Zaman akışının hızı herkese göre an içinde farklıdır. En basitinden bir örnek vermek gerekirse aynı anda derste olan ile dışarıda arkadaşlarıyla eğlenen bir öğrenci için zaman farklı geçer. Bilimsel bir şekilde kanıtlamak gerekirse şöyle bir örnek gösterebiliriz:
David Eagleman kişisel zaman algımızın ne kadar esnek olabileceğini görmek için bir deney tasarladı. Deneğin zaman algısını çarpıtan zekice bir deney. “Basıldığında ışık parlaması oluşturan bir tuş hayal edin. Şimdi küçük bir gecikme ekliyorum. Böylece tuşa bastığınızda ışık parlaması saniyenin onda biri geç oluşacak. Beyniniz bu gecikmeye alışır. Beyniniz davranış yapıldığında duyusal tepkilerin beklenenden biraz daha yavaş olduğunu anlamaya başlar. Beyin kendini ayarlamaya başlar ve hareket size eş zamanlı görünür. Şimdi gecikmeyi kaldırırsam, yani tuşa basıldığında hemen parlama oluşmaya başladığında, parlamanın siz daha tuşa basmadan oluştuğuna inanırsınız. Şizofrenide de olan şey tam budur, Bir davranış ortaya koyar ve der ki: “O ben değildim. Buna sebep olan benmişim gibi hissetmiyorum”.
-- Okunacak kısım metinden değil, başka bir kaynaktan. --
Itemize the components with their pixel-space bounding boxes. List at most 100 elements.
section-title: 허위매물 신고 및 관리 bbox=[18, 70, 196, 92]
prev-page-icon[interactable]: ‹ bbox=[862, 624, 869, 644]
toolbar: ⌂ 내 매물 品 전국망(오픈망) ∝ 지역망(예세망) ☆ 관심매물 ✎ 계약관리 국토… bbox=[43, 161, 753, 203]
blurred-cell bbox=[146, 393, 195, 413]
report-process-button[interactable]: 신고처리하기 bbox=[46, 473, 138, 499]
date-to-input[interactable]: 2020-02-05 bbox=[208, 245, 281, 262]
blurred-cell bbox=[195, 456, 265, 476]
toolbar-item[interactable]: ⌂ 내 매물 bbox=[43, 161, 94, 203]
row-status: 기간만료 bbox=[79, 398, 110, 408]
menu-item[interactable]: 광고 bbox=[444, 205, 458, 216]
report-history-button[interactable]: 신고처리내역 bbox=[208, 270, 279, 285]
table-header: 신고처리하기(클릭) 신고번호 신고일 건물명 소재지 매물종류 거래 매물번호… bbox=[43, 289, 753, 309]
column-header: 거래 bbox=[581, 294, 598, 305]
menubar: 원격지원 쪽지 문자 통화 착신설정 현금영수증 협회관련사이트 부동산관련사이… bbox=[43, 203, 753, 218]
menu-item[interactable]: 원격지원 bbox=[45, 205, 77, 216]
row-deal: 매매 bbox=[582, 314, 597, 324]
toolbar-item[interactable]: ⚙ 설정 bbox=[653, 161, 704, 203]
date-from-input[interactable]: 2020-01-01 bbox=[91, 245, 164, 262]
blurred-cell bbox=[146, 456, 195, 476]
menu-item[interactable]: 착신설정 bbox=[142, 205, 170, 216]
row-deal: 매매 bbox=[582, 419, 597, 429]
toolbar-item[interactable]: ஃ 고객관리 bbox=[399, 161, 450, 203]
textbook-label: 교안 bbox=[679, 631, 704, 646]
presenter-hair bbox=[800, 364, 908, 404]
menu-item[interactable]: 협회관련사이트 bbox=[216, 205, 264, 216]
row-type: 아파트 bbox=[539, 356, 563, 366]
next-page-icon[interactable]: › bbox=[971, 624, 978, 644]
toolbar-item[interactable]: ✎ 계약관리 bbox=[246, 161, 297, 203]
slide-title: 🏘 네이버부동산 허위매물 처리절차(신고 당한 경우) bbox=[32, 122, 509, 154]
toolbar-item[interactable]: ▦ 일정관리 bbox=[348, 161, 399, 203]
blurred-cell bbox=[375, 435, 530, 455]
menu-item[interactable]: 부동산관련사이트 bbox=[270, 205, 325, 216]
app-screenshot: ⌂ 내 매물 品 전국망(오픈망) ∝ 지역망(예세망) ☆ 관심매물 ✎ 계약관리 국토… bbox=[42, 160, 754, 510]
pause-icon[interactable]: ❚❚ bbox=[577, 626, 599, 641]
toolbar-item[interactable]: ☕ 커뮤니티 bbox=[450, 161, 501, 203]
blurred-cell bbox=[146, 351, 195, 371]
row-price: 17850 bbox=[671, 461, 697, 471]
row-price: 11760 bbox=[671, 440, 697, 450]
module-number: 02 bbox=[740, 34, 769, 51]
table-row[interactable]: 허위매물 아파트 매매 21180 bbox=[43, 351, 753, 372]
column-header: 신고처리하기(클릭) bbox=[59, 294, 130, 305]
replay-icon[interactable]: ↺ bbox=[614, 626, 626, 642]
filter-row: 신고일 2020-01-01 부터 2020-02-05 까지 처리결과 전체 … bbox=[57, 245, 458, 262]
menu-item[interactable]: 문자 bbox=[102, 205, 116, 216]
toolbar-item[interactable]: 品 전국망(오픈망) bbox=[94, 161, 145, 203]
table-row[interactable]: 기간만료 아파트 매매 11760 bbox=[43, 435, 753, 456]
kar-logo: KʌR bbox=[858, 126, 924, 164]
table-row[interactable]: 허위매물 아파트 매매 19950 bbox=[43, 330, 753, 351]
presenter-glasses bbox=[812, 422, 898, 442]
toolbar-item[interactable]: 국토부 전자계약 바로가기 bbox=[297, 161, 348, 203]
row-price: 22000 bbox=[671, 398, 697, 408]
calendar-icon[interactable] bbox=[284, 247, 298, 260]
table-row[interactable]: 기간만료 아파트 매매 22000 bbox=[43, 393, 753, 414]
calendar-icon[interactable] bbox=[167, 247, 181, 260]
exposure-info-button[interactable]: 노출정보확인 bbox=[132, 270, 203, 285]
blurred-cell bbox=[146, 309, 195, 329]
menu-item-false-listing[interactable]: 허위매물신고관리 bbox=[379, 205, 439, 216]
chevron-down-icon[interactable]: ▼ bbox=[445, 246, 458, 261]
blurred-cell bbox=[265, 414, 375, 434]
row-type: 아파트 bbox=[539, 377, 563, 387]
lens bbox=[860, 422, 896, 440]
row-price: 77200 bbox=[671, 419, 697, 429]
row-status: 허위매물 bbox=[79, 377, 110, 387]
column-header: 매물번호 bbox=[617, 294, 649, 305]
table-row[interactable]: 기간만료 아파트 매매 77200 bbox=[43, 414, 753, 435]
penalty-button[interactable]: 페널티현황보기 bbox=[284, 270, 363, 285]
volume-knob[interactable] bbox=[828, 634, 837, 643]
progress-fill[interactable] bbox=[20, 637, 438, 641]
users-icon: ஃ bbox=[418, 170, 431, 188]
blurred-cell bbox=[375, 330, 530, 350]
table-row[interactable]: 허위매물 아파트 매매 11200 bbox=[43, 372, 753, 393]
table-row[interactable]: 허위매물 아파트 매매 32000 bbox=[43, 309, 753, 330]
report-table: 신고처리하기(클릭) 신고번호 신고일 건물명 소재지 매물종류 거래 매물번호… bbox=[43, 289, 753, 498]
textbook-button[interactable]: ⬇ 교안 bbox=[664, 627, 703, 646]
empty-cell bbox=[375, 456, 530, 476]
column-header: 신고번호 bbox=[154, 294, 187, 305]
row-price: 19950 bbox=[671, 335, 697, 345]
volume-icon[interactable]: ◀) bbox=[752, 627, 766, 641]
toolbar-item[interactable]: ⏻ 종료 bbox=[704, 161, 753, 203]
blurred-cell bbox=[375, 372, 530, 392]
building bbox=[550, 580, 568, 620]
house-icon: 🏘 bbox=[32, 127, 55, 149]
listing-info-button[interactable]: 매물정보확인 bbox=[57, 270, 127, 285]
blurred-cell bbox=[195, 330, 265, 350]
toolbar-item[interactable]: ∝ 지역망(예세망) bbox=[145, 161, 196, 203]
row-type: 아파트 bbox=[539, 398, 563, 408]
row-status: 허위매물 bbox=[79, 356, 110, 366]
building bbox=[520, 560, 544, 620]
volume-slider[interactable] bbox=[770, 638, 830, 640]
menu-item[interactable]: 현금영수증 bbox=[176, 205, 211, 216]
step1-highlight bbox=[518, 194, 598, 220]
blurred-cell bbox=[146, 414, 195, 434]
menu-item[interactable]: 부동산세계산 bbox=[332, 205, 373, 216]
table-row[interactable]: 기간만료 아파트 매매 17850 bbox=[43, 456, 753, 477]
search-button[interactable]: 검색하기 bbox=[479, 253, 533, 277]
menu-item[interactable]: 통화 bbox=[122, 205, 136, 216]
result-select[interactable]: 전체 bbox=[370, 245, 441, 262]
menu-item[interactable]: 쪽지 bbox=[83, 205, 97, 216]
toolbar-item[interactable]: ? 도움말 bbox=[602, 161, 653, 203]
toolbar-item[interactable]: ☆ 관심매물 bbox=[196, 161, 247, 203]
Anlaması biraz zor biliyorum ben de yazarken tekrar tekrar okuyarak zor anladığım bir konu. Benim kendi düşüncelerime geldiğimiz zaman, ne zaman gülüp eğlensem zaman kelimenin tam anlamıyla ”akıyor”. Zaten genelde de bu böyledir ne zaman eğlendiğiniz bir ortam olsa daima zamanın nasıl geçtiğini anlamadan çalan telefon sesi ile annenizin ”Neredesin oğlum?” diye telefondan gelen sesi bir olur. Ben işte tam bu tür ortamlarda zamanın en hızlı geçtiği ortam olduğunu düşünüyorum. Yani tam olarak betimlemek gerekirse. Herhangi bir mekanda burası dışarısı parktaki bir bank veya park caddesindeki herhangi bir yerde olabilir. Çünkü önemli olan yani asıl zamanın hızlı geçmesindeki faktörlerin en büyüğü sevdiğin insanların yanında olması. Gerçekten sevdiğim kardeşim dediğim arkadaşlarım, ailem, minnoş kız arkadaşım. Hepsiyle birlikteyken ayrı hızlı zaman geçiyor. Bittikten sonra gerçekten saniye saniyesine özlediğim arkadaş ortamları özellikle vazgeçilmezlerden.
Genellikle bizim evin terasında buluştuğumuz, ki artık soğuduğu için havalar terasta rahatça orada oturamıyoruz bu yüzden genellikle park caddesinde oturuyoruz. En sevdiğim arkadaşlarımın yanında ise olmazsa olmazlardan biri de ya çekirdek kola ya da bira fıstık ikilileri. Hangisi el veriyorsa kapar ve muhabbete başlarız. Genelde toplanma amacımız birinin kız arkadaşı yada başka insanlardan yediği kazıkları anlatıp hepimizi gaza getirmek üzerine de kuruludur. O anlatır herkes dinler sonuna kadar heyecanla. Tabii bu sırada kahkaha kıyamet bir muhabbet. Yani şöyle diyeyim, konu aldatma olsa bile bir yol bulup onu eğlenceli hale getirebiliyoruz. En sevdiğim yanı da bu aslında. Her zaman birlikte eğlenebiliyoruz. Bence gerçekten birileri ile eğlene biliyorsan gerçekten çok şanslı bir insansın. İşte bu anlattığım sohbet ortamları gerçekten bana göre zamanın en eğlenceli ve hızlı geçtiği anlar. Hep en sonunda ”iyi ki varsınız” diyorum hepsine çünkü gerçekten iyi ki varlar. Sevdiğin insanlarla beraber olmak bana kalırsa Dünya’daki en büyük zenginlik.